К влюблённым десантникам можно было подойти вплотную и заколоть кинжалом, они бы и не заметили. Но зачем рисковать? Расстояние небольшое, даже я отсюда не промахнусь. Первая стрела пронзила голову парня, вторая - шею сладострастной девицы. Вот и весь бой. За такие подвиги бойца не награждают и легенды о нём не складывают. Зато хоронят не его, а противника.
Третий, тот самый, что якобы был внутри, долго никак себя не проявлял, и я уже подумал, что он внутри не дирижабля, а чего-то другого. Но нет, показался на свет лунный. Прыгнул через входное отверстие, пытаясь сделать сальто, а по ходу дела застрелить меня. Новички очень любят крутить сальто в ближнем бою. Но настоящий бой, для таких акробатов обычно становится последним. Тренькнул мой арбалет, и сальто закончил уже мёртвый десантник. Единственное, что поначалу удивило, это вторая стрела у него в горле. Не арбалетный болт, а стрела для лука, но куда короче моих. Я оглянулся, и увидел Лону, гордо мне салютующую. До чего же непослушная девица всё-таки! Но ведь попала же. Подстраховала на случай промаха.
И тут застучал двигатель дирижабля, а мельничные лопасти начали вращаться. Вот тебе и один десантник внутри! Запрыгнув туда, я увидел пилота, он чем-то лихорадочно щёлкал. Я даже обрадовался, пленный не помешает, но не судьба - он выхватил арбалет, такой же, как был у рэба Исака, и мне ничего не оставалось, кроме как метнуть кинжал ему в шею.
Я окинул внутренность дирижабля беглым взглядом. Впереди, перед креслом пилота, тускло светилось множество циферблатов со стрелками. Там было что-то написано, но прочесть я не смог. При внимательном обыске тут наверняка нашлась бы масса интересного, но для этого нужен солнечный свет, а ждать до утра неразумно. Но кое-что я всё же нашёл - сидевшего молча огромного пса в наморднике и ошейнике с шипами, привязанного к одному из кресел. Внешностью и окрасом он был точь-в-точь как наши пастушеские собаки, только вдвое больше. Ума не приложу, почему лагерь охранял не пёс, а два озабоченных придурка. Я его отвязал, и он тут же попытался напасть, хоть ему и мешал намордник. Не без труда я выволок его наружу.
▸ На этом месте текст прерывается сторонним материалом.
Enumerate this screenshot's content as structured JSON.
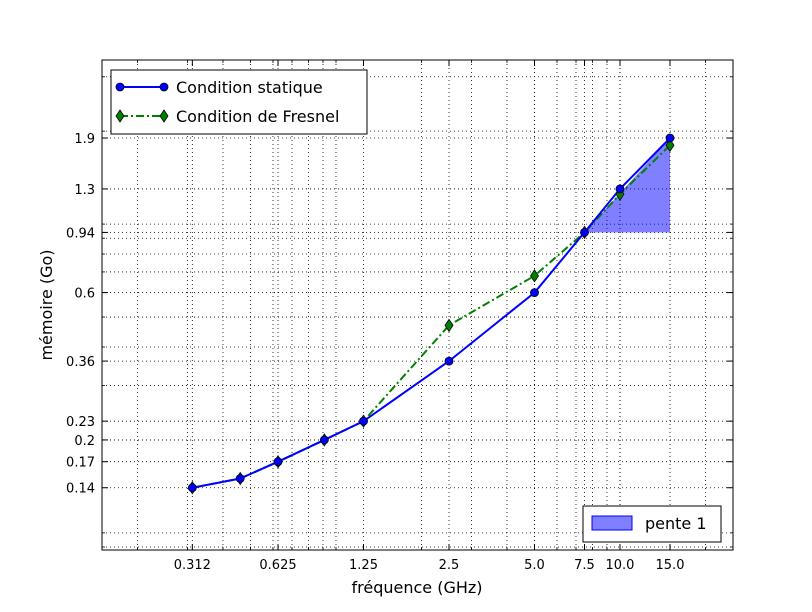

А там на песке сидела Лона, держащая в руках выдернутые из мертвецов стрелы, и в лунном свете её глаза блестели от слёз. Только что хладнокровно пристрелила десантника, а теперь плачет над его остывающим телом. Наверно, ей ещё не доводилось возиться с трупами. Мой опыт подсказывал, что в трупах недостатка не будет, и хотелось бы, чтобы трупы были не наши.
- Отставить реветь! - рявкнул я. - Заняться собакой!
Лона вытерла глаза рукавом и попыталась принять бравый вид.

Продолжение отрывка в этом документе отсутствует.